Latest News Editor's Choice


News / National

Marange torture camps , 'cheap propaganda from the BBC': Mpofu

by Moyo Roy
10 Aug 2011 at 08:35hrs | Views
Zimbabwe Mines Minister Obert Mpofu has denied BBC Panorama allegation of torture camps in Marange, calling it "cheap propaganda from the BBC."

"The British government is fighting a losing battle. It wants our diamonds to be banned from the international market. But I know that the world will not be fooled," Mpofu told a German news group.

The BBC report also detailed how hundreds of people were shot and killed in a 2008 'clean up' operation at the diamond fields, which ZANU PF officials have insisted never happened. Panorama spoke to a former soldier who explained how the military was deployed to shoot everyone panning for diamonds. The show also obtained a hand written copy of a mortuary report from 2008, revealing the scores of people killed in the operation.
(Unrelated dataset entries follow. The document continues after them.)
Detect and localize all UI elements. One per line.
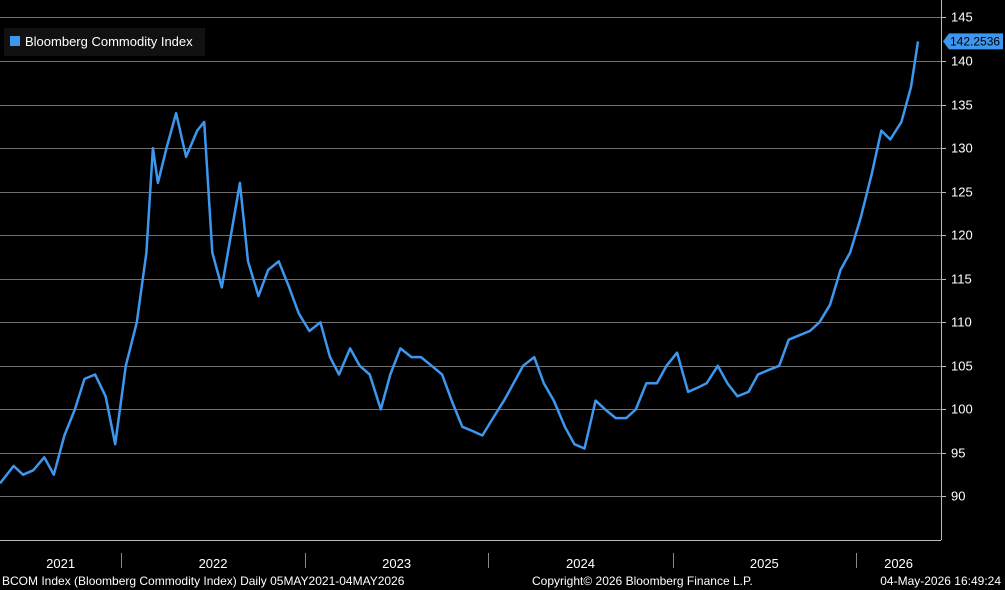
y-tick-label: 125: [951, 185, 973, 200]
y-tick-label: 100: [951, 402, 973, 417]
legend-swatch: [10, 36, 20, 46]
year-separators: [121, 553, 857, 568]
series-layer: [0, 41, 920, 485]
y-tick-label: 145: [951, 10, 973, 25]
y-axis: 90 95 100 105 110 115 120 125 130 135 140 145: [941, 10, 973, 504]
y-tick-label: 95: [951, 446, 965, 461]
x-tick-label: 2026: [884, 556, 913, 571]
y-tick-label: 130: [951, 141, 973, 156]
x-tick-label: 2021: [46, 556, 75, 571]
x-tick-label: 2024: [566, 556, 595, 571]
y-tick-label: 90: [951, 489, 965, 504]
legend-box: [4, 28, 205, 56]
gridlines: [0, 17, 941, 497]
y-tick-label: 115: [951, 272, 972, 287]
last-value-label: 142.2536: [950, 34, 1000, 48]
legend: Bloomberg Commodity Index: [4, 28, 205, 56]
footer-copyright: Copyright© 2026 Bloomberg Finance L.P.: [532, 574, 753, 588]
y-tick-label: 120: [951, 228, 973, 243]
y-tick-label: 105: [951, 359, 973, 374]
y-tick-label: 110: [951, 315, 972, 330]
x-tick-label: 2025: [750, 556, 779, 571]
footer-security-description: BCOM Index (Bloomberg Commodity Index) D…: [2, 574, 405, 588]
x-tick-label: 2022: [199, 556, 228, 571]
y-tick-label: 140: [951, 54, 973, 69]
series-line: [0, 41, 920, 485]
x-tick-label: 2023: [382, 556, 411, 571]
y-tick-label: 135: [951, 98, 973, 113]
last-value-tag: [943, 33, 1003, 50]
footer: BCOM Index (Bloomberg Commodity Index) D…: [0, 572, 1005, 590]
x-axis: 2021 2022 2023 2024 2025 2026: [46, 556, 913, 571]
plot-background: [0, 0, 941, 540]
last-value-marker: 142.2536: [943, 33, 1003, 50]
legend-label: Bloomberg Commodity Index: [25, 34, 193, 49]
footer-timestamp: 04-May-2026 16:49:24: [880, 574, 1001, 588]
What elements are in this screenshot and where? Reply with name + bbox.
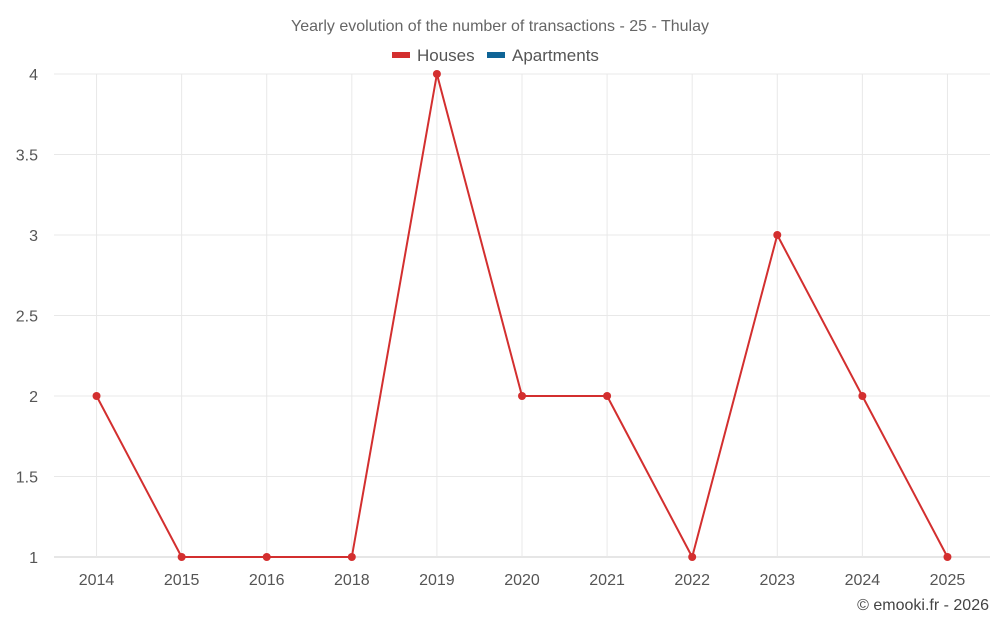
y-tick-label: 1.5 — [16, 470, 38, 487]
y-tick-label: 3.5 — [16, 148, 38, 165]
credit-text: © emooki.fr - 2026 — [857, 597, 989, 614]
x-tick-label: 2021 — [589, 572, 625, 589]
legend: Houses Apartments — [392, 46, 599, 65]
data-point[interactable] — [432, 70, 441, 78]
y-tick-label: 1 — [29, 550, 38, 567]
grid — [54, 73, 990, 558]
x-tick-label: 2023 — [759, 572, 795, 589]
legend-item-houses[interactable]: Houses — [392, 46, 475, 65]
x-axis-ticks: 2014 2015 2016 2018 2019 2020 2021 2022 2023 2024… — [79, 572, 966, 589]
data-point[interactable] — [603, 392, 612, 400]
data-point[interactable] — [262, 553, 271, 561]
x-tick-label: 2024 — [845, 572, 881, 589]
y-tick-label: 3 — [29, 228, 38, 245]
x-tick-label: 2025 — [930, 572, 966, 589]
legend-label-houses: Houses — [417, 46, 475, 65]
y-axis-ticks: 1 1.5 2 2.5 3 3.5 4 — [16, 67, 38, 567]
y-tick-label: 4 — [29, 67, 38, 84]
x-tick-label: 2014 — [79, 572, 115, 589]
data-point[interactable] — [943, 553, 952, 561]
data-point[interactable] — [177, 553, 186, 561]
x-tick-label: 2018 — [334, 572, 370, 589]
legend-swatch-apartments — [487, 52, 505, 58]
data-point[interactable] — [92, 392, 101, 400]
legend-label-apartments: Apartments — [512, 46, 599, 65]
legend-swatch-houses — [392, 52, 410, 58]
chart-title: Yearly evolution of the number of transa… — [291, 18, 709, 35]
data-point[interactable] — [347, 553, 356, 561]
legend-item-apartments[interactable]: Apartments — [487, 46, 599, 65]
x-tick-label: 2015 — [164, 572, 200, 589]
data-point[interactable] — [773, 231, 782, 239]
data-point[interactable] — [518, 392, 526, 400]
x-tick-label: 2020 — [504, 572, 540, 589]
x-tick-label: 2016 — [249, 572, 285, 589]
y-tick-label: 2.5 — [16, 309, 38, 326]
y-tick-label: 2 — [29, 389, 38, 406]
series-houses — [92, 70, 952, 561]
x-tick-label: 2019 — [419, 572, 455, 589]
data-point[interactable] — [688, 553, 697, 561]
x-tick-label: 2022 — [674, 572, 710, 589]
data-point[interactable] — [858, 392, 867, 400]
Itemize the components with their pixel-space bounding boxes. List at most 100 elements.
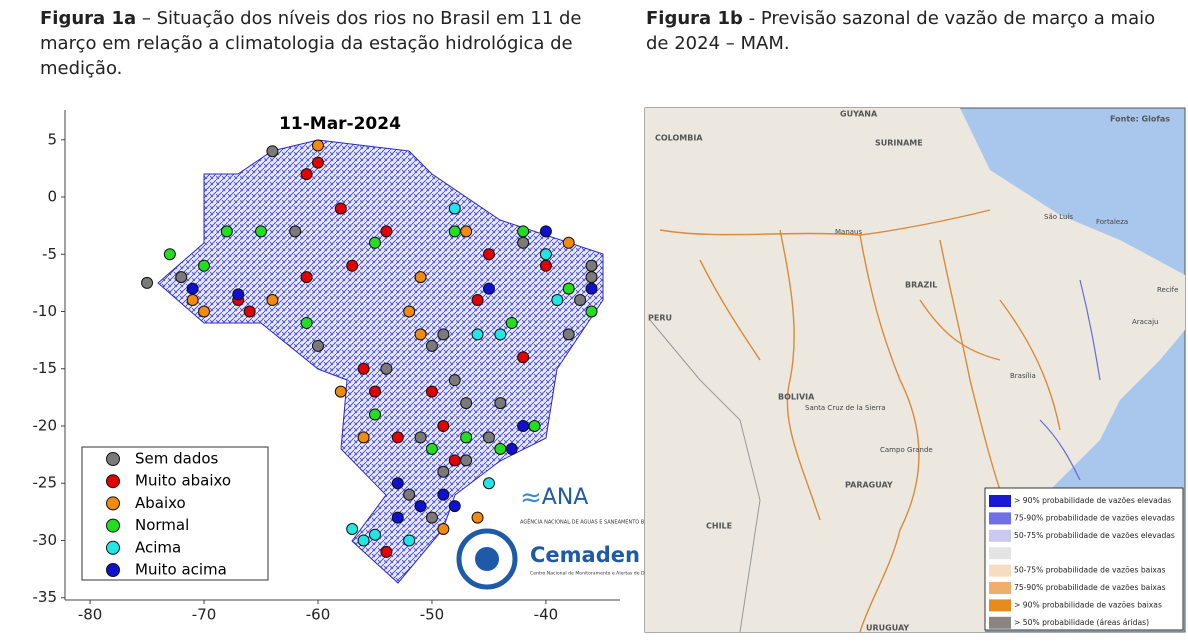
station-point	[391, 431, 404, 444]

Mike Davis from rights group Global Witness told SW Radio Africa on Tuesday the BBC report vindicates what his group and other civil society groups have been saying for years, that Chiadzwa is the site of serious human rights abuses. He explained that ideally the Kimberley Process (KP) which monitors the diamond trade, should take "a more robust approach to investigate these allegations and ensure that Zimbabwe meets the standards of trade it is supposed to uphold."

"But the KP has failed miserably with regards to Zimbabwe. They are facing a serious threat to their credibility and I am not optimistic that it will do anything. Any response will likely be muted," Davis said.

The BBC report comes as the European Union (EU) prepares to lift a ban on Zimbabwe diamonds, in place since 2009 over human rights abuses at Chiadzwa. But the EU has now decided that two mines there now meet international standards, despite the continued reports of violence and smuggling at the diamond fields.

Davis said the EU has always been a weak link in trying to ensure respect for human rights in Zimbabwe's diamond trade, saying their position "is influenced by countries with a stake in the trade, like Belgium." He explained that civil society and diamond consumers now have an important role to play to keep lobbying the KP over Zimbabwe.

Analyst Clifford Mashiri meanwhile said that, while the evidence obtained by the BBC is welcome, any movement towards investigations of these atrocities will depend on the KP.

"The ball is in the KP's court and they have shown that they want the Zimbabwe issue sorted out as quickly as possible. We shall have to wait and see what they decide," Mashiri said.